A few scenarios among New Signature customers that have matched up with Windows Intune's features include:
- Needing better visibility into the health of their networks.
- Lacking up-to-date anti-virus software.
- Wanting to move from Windows XP to Windows 7 with minimal licensing headaches.
- Looking to upgrade from Windows 7 to Windows 7 Enterprise for BitLocker or other Enterprise edition-only features.
That Microsoft has put more marketing muscle behind Office 365 means, for Hertz, that the best way to introduce customers to Windows Intune is often in a cloud computing conversation prompted by customer interest in Office 365.
According to Hertz, bringing Windows Intune into the Office 365 conversation works for New Signature and the customer. "We see it as a double play," he said of the product combination.

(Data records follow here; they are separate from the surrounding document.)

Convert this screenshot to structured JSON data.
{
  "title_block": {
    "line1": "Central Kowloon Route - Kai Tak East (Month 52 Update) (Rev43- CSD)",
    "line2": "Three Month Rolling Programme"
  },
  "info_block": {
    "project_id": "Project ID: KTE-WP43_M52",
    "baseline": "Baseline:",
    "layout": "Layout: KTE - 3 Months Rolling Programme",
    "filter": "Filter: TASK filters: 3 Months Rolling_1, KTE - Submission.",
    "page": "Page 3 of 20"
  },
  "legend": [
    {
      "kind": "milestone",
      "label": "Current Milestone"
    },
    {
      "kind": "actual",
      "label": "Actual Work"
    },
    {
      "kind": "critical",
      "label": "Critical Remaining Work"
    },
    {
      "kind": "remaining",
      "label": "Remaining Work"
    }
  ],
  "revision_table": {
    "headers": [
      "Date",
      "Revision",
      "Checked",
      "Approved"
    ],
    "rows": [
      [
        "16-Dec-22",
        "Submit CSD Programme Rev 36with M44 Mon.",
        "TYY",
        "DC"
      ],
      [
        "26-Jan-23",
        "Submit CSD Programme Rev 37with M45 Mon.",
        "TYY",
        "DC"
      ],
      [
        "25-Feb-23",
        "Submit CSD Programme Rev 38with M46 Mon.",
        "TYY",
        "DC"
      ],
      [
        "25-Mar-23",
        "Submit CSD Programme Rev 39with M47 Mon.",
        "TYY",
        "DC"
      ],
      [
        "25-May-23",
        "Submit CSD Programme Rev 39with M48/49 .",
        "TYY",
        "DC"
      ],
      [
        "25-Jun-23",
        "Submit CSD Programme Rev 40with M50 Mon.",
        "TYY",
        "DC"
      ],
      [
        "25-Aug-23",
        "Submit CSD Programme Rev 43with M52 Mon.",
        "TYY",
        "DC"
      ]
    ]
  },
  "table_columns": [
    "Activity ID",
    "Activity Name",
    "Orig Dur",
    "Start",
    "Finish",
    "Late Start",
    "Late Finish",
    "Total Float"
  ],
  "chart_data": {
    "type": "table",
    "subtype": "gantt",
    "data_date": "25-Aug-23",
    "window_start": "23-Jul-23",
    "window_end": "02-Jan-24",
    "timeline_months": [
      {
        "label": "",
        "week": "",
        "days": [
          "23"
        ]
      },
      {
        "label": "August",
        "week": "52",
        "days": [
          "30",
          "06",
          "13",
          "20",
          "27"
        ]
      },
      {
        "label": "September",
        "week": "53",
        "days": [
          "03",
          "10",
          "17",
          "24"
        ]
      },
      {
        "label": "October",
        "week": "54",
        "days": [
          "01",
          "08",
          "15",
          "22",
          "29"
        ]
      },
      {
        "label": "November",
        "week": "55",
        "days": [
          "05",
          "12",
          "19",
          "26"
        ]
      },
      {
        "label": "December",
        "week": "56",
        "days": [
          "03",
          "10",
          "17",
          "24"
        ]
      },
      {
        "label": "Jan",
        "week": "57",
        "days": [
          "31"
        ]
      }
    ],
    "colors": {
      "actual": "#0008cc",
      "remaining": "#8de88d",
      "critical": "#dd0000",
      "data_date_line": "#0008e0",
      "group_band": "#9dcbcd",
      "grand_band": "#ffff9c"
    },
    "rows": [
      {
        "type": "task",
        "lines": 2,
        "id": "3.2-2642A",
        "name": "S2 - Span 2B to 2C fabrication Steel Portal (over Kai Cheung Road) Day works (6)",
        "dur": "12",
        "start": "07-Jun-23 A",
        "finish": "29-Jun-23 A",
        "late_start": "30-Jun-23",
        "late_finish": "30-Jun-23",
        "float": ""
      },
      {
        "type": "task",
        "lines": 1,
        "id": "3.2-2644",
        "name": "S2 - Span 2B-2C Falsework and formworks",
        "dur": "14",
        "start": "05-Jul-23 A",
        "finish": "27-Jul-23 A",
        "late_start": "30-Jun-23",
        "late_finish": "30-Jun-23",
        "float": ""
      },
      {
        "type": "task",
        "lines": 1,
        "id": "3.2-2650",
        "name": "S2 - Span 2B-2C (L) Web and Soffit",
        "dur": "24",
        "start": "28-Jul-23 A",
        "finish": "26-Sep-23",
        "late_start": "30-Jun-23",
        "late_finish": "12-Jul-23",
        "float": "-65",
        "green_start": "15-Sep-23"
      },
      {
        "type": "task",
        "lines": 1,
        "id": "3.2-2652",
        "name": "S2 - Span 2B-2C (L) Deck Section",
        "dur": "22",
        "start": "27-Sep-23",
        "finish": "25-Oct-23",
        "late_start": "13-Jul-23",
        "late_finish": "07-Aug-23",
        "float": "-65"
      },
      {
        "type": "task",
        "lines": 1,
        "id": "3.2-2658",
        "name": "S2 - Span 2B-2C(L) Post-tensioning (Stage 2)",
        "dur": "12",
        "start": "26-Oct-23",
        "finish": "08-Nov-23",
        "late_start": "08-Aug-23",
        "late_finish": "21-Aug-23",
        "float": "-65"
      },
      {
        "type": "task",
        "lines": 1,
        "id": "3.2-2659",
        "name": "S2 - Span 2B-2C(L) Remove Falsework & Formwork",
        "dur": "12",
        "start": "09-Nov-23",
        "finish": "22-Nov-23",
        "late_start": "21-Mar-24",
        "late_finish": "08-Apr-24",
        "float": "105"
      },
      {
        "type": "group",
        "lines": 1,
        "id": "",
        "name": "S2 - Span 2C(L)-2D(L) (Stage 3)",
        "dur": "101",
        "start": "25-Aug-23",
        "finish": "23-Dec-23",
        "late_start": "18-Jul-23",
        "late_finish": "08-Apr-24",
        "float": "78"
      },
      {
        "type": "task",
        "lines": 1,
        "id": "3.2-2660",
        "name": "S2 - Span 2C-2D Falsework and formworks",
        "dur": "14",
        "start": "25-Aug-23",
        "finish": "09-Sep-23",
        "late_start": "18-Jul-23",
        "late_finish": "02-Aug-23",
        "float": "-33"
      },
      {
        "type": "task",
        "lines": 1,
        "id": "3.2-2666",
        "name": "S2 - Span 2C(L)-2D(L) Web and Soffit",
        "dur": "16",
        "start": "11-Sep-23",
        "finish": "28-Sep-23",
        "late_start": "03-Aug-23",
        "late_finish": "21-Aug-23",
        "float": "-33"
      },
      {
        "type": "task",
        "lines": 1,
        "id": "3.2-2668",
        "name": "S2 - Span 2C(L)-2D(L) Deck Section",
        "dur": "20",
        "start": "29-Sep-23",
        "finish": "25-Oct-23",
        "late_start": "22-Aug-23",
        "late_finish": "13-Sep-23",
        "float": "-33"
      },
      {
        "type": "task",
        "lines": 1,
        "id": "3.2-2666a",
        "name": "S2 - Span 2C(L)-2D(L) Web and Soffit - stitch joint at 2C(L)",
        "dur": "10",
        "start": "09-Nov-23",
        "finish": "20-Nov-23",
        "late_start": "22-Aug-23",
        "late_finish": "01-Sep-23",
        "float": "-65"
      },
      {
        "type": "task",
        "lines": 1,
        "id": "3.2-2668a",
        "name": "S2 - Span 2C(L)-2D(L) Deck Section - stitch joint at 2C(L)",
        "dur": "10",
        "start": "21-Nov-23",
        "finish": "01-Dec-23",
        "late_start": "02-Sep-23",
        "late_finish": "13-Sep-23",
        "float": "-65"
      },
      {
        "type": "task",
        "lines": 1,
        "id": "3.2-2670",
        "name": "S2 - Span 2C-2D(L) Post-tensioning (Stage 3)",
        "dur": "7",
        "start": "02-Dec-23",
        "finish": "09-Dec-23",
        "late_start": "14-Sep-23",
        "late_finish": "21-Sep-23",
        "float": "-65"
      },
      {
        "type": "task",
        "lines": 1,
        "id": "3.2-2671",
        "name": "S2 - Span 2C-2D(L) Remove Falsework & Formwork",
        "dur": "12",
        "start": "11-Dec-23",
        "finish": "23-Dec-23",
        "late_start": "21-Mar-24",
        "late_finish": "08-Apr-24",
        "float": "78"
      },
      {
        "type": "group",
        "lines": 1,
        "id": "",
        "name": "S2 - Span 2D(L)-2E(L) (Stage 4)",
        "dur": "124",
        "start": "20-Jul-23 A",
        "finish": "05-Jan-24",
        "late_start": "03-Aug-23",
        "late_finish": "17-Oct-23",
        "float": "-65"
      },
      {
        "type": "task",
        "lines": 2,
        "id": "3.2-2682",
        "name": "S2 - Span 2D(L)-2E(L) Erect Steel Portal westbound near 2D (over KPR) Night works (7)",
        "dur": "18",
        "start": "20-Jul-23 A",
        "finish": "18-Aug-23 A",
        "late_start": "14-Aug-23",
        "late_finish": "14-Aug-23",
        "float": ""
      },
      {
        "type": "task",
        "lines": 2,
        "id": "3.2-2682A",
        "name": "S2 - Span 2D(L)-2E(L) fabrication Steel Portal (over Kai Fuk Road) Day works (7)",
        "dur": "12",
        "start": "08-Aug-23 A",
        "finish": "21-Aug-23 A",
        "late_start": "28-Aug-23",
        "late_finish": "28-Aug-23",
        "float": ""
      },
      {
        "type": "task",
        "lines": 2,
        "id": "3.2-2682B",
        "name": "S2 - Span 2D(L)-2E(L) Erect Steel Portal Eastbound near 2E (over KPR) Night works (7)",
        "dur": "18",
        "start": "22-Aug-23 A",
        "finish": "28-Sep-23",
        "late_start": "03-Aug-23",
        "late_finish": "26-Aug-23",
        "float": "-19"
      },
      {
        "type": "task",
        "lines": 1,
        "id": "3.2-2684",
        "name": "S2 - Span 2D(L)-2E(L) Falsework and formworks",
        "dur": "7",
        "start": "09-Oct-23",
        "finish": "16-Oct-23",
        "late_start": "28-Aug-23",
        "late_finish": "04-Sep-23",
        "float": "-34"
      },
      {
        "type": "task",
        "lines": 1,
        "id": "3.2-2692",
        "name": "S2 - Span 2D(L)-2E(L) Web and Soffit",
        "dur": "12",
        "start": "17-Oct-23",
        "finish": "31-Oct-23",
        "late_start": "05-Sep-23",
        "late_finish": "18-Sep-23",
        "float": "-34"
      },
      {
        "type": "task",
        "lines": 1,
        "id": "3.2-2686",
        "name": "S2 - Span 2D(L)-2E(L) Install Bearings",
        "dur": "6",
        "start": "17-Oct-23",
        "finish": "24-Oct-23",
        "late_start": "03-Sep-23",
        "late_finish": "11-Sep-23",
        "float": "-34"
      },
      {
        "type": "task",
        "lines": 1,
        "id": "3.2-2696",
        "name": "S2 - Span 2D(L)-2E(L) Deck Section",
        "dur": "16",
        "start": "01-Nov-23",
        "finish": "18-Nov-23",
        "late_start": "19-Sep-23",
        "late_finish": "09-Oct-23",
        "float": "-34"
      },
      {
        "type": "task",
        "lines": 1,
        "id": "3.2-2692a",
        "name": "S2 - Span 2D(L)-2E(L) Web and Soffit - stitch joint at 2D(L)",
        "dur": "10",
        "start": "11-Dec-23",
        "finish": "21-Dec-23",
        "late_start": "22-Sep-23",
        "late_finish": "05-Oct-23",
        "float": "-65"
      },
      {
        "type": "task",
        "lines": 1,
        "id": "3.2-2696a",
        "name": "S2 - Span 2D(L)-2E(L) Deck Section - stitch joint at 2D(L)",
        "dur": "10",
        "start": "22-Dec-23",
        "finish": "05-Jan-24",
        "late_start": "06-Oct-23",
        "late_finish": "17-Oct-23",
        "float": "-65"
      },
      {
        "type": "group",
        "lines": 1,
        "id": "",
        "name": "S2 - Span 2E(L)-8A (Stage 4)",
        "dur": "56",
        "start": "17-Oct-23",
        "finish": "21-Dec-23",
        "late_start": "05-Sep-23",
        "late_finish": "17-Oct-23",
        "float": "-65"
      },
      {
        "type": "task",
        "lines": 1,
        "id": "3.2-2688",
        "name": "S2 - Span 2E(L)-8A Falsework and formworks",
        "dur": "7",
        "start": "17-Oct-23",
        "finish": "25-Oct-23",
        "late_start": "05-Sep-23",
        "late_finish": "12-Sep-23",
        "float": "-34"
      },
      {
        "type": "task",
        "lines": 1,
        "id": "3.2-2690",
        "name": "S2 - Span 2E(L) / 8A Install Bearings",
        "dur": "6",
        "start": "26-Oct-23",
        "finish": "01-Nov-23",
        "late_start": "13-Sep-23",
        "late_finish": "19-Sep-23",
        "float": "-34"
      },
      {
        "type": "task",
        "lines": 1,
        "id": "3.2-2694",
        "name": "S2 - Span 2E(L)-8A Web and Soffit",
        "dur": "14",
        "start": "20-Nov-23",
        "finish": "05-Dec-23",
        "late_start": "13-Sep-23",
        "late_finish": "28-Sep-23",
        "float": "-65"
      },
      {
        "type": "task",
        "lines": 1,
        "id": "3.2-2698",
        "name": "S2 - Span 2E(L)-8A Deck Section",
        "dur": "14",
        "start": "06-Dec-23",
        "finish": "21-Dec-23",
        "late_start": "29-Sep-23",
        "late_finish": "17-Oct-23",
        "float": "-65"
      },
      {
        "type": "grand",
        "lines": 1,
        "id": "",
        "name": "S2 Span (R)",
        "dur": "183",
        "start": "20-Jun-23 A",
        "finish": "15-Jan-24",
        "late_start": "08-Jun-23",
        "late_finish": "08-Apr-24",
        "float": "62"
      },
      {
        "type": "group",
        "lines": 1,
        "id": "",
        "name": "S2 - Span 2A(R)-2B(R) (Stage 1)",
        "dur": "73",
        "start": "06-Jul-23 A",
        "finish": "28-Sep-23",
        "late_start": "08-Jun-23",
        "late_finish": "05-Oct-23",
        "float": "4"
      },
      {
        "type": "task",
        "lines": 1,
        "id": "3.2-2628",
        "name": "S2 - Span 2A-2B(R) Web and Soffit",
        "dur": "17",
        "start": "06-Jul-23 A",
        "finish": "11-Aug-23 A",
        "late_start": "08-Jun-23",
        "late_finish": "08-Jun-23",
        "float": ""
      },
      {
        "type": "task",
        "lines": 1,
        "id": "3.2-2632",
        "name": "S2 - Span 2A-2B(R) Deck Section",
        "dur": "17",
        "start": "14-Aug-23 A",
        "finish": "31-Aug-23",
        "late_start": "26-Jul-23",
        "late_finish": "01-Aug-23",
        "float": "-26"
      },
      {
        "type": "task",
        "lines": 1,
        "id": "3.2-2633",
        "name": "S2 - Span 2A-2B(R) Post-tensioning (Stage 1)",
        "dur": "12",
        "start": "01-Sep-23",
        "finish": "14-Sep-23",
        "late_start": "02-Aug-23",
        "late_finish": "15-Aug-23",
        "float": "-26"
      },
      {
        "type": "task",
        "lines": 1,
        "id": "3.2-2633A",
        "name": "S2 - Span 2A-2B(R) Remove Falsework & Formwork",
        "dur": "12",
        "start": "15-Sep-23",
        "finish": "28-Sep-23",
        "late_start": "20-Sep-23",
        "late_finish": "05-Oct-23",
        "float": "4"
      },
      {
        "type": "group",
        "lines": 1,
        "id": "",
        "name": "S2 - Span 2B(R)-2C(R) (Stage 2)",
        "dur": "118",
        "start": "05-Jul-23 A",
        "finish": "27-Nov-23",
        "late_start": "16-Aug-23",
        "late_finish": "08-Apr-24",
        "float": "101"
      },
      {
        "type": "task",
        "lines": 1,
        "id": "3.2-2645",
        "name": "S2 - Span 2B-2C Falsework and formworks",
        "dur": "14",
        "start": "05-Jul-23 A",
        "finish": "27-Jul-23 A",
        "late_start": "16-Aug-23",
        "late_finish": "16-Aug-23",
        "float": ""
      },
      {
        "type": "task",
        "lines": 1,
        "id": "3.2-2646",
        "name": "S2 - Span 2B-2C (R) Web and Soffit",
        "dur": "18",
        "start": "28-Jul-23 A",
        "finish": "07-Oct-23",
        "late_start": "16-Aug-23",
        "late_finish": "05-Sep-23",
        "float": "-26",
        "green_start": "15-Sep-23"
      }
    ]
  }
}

For customers, the cloud computing conversation means they're already thinking about removing complexity from their environment by starting to outsource some infrastructure to the cloud, which applies to Intune as much as it does to Office 365, Hertz said.
"In terms of how we [the partner] actually win there, if you're deploying both Microsoft Office 365 and Intune at the same time, and you're charging the same amount, you're going to see some efficiencies there from that scope and that scale. So being able to come in there and actually deploy both at the same time really helps to add value and margins to your process," Hertz said.
Roskill expanded on Hertz' point by referring to the monthly Partner of Record fees that both Microsoft cloud products generate: "For the same effort expenditure, you're getting both the $12 and $6 on Intune as well as Office 365, and so, upside is there."
Hertz agreed, but with a wrinkle that suggested another source of money might be more important to New Signature than those Partner of Record fees.
"The Partner of Record fees don't hurt, and where you can get other funds around BIF or other opportunities, that's great as well," Hertz said in reference to the business incentive funds that often come with cloud deals.
The entire 7:40 conversation is available on Roskill's blog.
Scott Bekker is editor in chief of Redmond Channel Partner magazine.